Cabernet Sauvignon is a hybrid of Cabernet Franc and Sauvignon Blanc, and one of the most popular wine grapes in the world. Cabernet Sauvignon has a long history in Italian wines, being first introduced to the Piedmont region in 1820. In the past century, Cabernet Sauvignon has enjoyed a swell of popularity as one of the noble grapes in the world of wine.

Chardonnay has a long history in Italy. By the late 20th century, more concentrated efforts were put into identifying Chardonnay and making pure varietal versions of the wine. By 2000, it was Italy's fourth most widely planted white wine grape. Most Chardonnay plantings are located in the northern wine regions, and in Veneto it is often blended with Garganega to give more weight and structure to the wine.

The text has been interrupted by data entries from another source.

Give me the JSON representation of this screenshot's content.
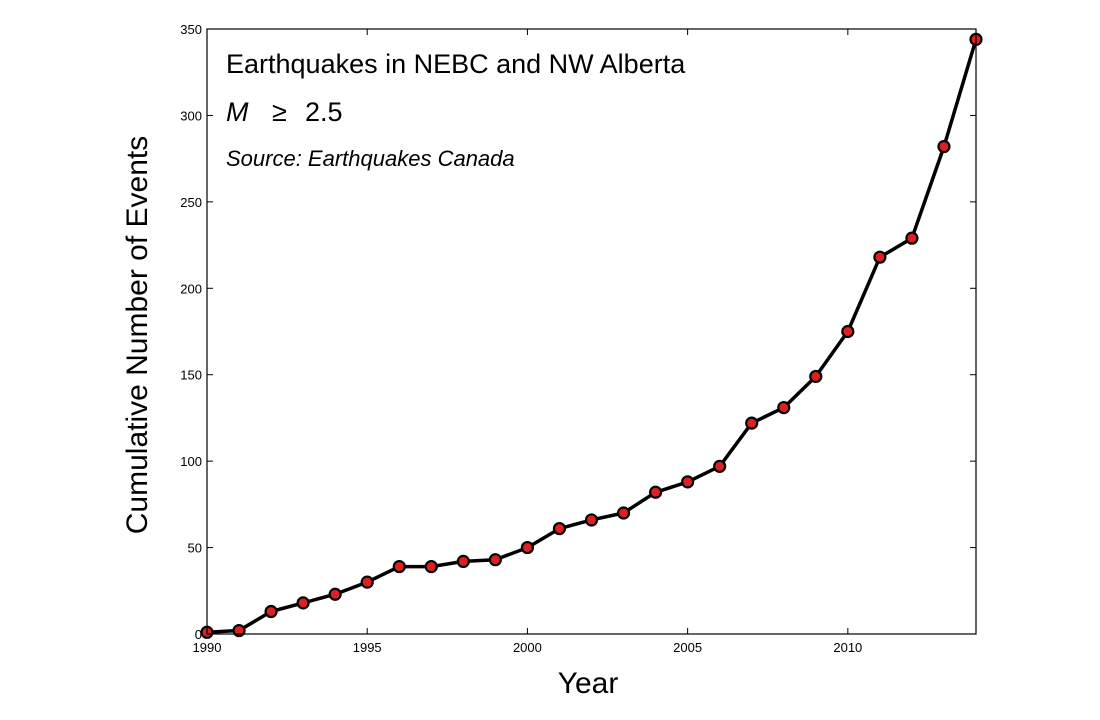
{
  "chart_data": {
    "type": "line",
    "annotations": {
      "title": "Earthquakes in NEBC and NW Alberta",
      "magnitude_symbol": "M",
      "magnitude_relation": "≥",
      "magnitude_value": "2.5",
      "source": "Source: Earthquakes Canada"
    },
    "xlabel": "Year",
    "ylabel": "Cumulative Number of Events",
    "xlim": [
      1990,
      2014
    ],
    "ylim": [
      0,
      350
    ],
    "xticks": [
      1990,
      1995,
      2000,
      2005,
      2010
    ],
    "yticks": [
      0,
      50,
      100,
      150,
      200,
      250,
      300,
      350
    ],
    "grid": false,
    "legend": "none",
    "series": [
      {
        "line_color": "#000000",
        "marker_color": "#e02020",
        "x": [
          1990,
          1991,
          1992,
          1993,
          1994,
          1995,
          1996,
          1997,
          1998,
          1999,
          2000,
          2001,
          2002,
          2003,
          2004,
          2005,
          2006,
          2007,
          2008,
          2009,
          2010,
          2011,
          2012,
          2013,
          2014
        ],
        "y": [
          1,
          2,
          13,
          18,
          23,
          30,
          39,
          39,
          42,
          43,
          50,
          61,
          66,
          70,
          82,
          88,
          97,
          122,
          131,
          149,
          175,
          218,
          229,
          282,
          344
        ]
      }
    ]
  }
}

Pinot Grigio is also known as Pinot Gris, and plantings can be found in the Lombardy region around Oltrepo Pavese and in Alto Adige, Italy's northernmost wine region. The grape is also prominent in the Friuli-Venezia Giulia region. The grapes grow in small clusters (hence the pinecone shape). Wines made from the Pinot Grigio vary greatly and are dependent on the region and wine making style they are from. The Pinot Grigio style of Italy is a light-bodied, often lean wine that is light in color with sometimes spritzy flavors that can be crisp and acidic. Italian Pinot Grigio comes from a special Denominazione di Origine Controllata (DOC) region called Delle Venezie DOC. This region includes provinces of Veneto, Friuli-Venezia-Giulia and Trentino.

Merlot is a dark blue-colored wine grape that is used as both a blending grape and for varietal wines. Merlot's low acidity serves as a balance for the higher acidity in many Italian wine grapes with the grape often being used in blends in Veneto, Alto Adige and Umbria. Merlot-based wines usually have medium body with hints of berry, plum, and currant. Merlot is also one of the most popular red wine varietals in many markets. This flexibility has helped to make it one of the world's most planted grape varieties.

Chianti is any wine produced in the Chianti region, in central Tuscany. For a wine to retain the name of Chianti, it must be produced with at least 80% Sangiovese grapes. The Chianti region covers a vast area of Tuscany and includes within its boundaries several overlapping Denominazione di Origine Controllata (DOC) and Denominazione di Origine Controllata e Garantita (DOCG) regions. Chiantis tend to have medium-high acidity and medium tannins. The acidity in the wines makes them very flexible with food, particularly with Italian cuisines that feature red sauce, as well as beef, lamb and game.